Cette liste n’est pas exhaustive et les derniers progrès réalisés permettent de composer des bétons toujours plus performants, on parle même de bétons à ultra-hautes performances.

Un adjuvant biodynamique

Un nouvel adjuvant peu connu des professionnels aurait néanmoins vu le jour récemment et leurs inventeurs espèrent révolutionner le monde du BTP. Ce composé se dénomme Pneumatit [1] et vu les propriétés alléguées, hors du commun, il mérite qu’on s’y intéresse 1.

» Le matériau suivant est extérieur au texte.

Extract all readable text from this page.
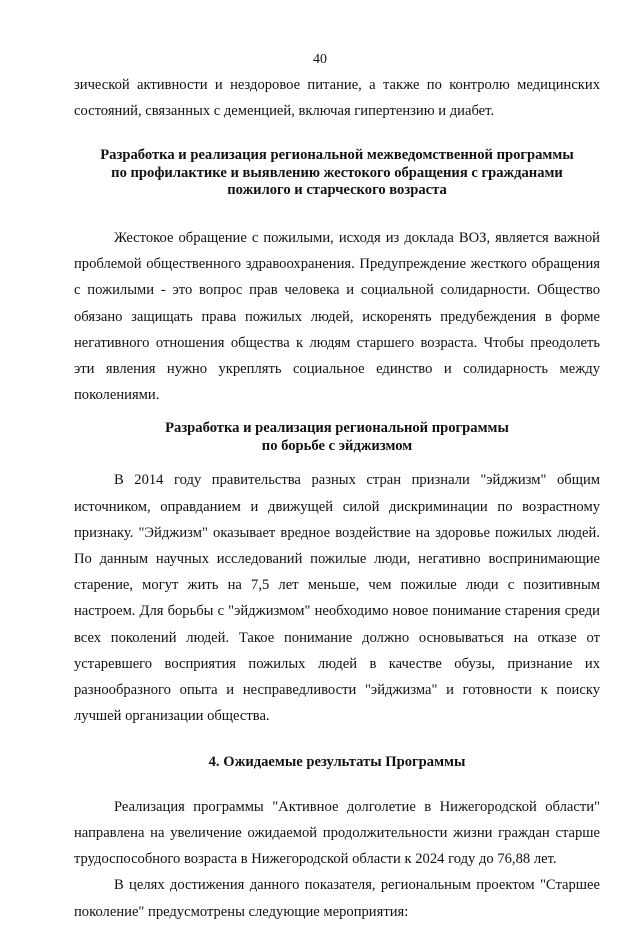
40

зической активности и нездоровое питание, а также по контролю медицинских состояний, связанных с деменцией, включая гипертензию и диабет.

Разработка и реализация региональной межведомственной программы
по профилактике и выявлению жестокого обращения с гражданами
пожилого и старческого возраста

Жестокое обращение с пожилыми, исходя из доклада ВОЗ, является важной проблемой общественного здравоохранения. Предупреждение жесткого обращения с пожилыми - это вопрос прав человека и социальной солидарности. Общество обязано защищать права пожилых людей, искоренять предубеждения в форме негативного отношения общества к людям старшего возраста. Чтобы преодолеть эти явления нужно укреплять социальное единство и солидарность между поколениями.

Разработка и реализация региональной программы
по борьбе с эйджизмом

В 2014 году правительства разных стран признали "эйджизм" общим источником, оправданием и движущей силой дискриминации по возрастному признаку. "Эйджизм" оказывает вредное воздействие на здоровье пожилых людей. По данным научных исследований пожилые люди, негативно воспринимающие старение, могут жить на 7,5 лет меньше, чем пожилые люди с позитивным настроем. Для борьбы с "эйджизмом" необходимо новое понимание старения среди всех поколений людей. Такое понимание должно основываться на отказе от устаревшего восприятия пожилых людей в качестве обузы, признание их разнообразного опыта и несправедливости "эйджизма" и готовности к поиску лучшей организации общества.

4. Ожидаемые результаты Программы

Реализация программы "Активное долголетие в Нижегородской области" направлена на увеличение ожидаемой продолжительности жизни граждан старше трудоспособного возраста в Нижегородской области к 2024 году до 76,88 лет.

В целях достижения данного показателя, региональным проектом "Старшее поколение" предусмотрены следующие мероприятия:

Si sa composition est gardée secrète, sa fonction est clairement affichée :  « Pneumatit restaure le lien du matériau béton avec les flux de la vie, comme lorsque le sang circule à nouveau dans un membre engourdi. Voilà pourquoi le béton avec Pneumatit a un effet bienfaisant et stimule les processus physiologiques humains. » Les concepteurs du produit distillent néanmoins quelques informations sur les ingrédients de base servant à sa fabrication :  « Toutes les substances entrant initialement dans la composition de Pneumatit sont naturelles. Citons parmi elles la coquille de Nautilus pompilius 2 et une série de métaux. Chaque substance est choisie en fonction des forces spécifiques qu’elle introduit dans le béton, et nous gardons toujours en perspective l’être humain et le monde qui l’environne. »

Pour la mise en œuvre, 125 millilitres (un verre) de Pneumatit suffiraient à traiter un mètre cube de béton, pour un prix de 20 € (un mètre cube de béton coûte 80 à 100 € en sortie de centrale).

Des arguments scientifiques peu convaincants...

Devant les effets hors du commun attribués au Pneumatit par ses créateurs, on est en droit de demander un haut niveau de preuve. Petite visite sur le site de l’entreprise pneumatit.ch (consulté en janvier 2019).

En prenant appui sur les théories de l’homéopathie (dilutions, dynamisation, etc.), de l’acupuncture (méridiens), de la radiesthésie, on ne peut pas dire que les essais avancés bénéficient d’un bon a priori. Tout cela transpire la pseudoscience et les affirmations gratuites.

Comme pour bien d’autres allégations pseudo-scientifiques, des « docteurs » sont appelés à la rescousse. Ceux travaillant sur la « supraphysique » ou « l’électro-acupuncture » utilisent le traditionnel jargon abscons :  « observation contemplative extérieure avec impressions imaginatives »,  « transmission des impressions sur notre corps éthérique »,  « Le rachis cervical est intégré dans le circuit régulateur articulation temporomaxillaire/oreille ».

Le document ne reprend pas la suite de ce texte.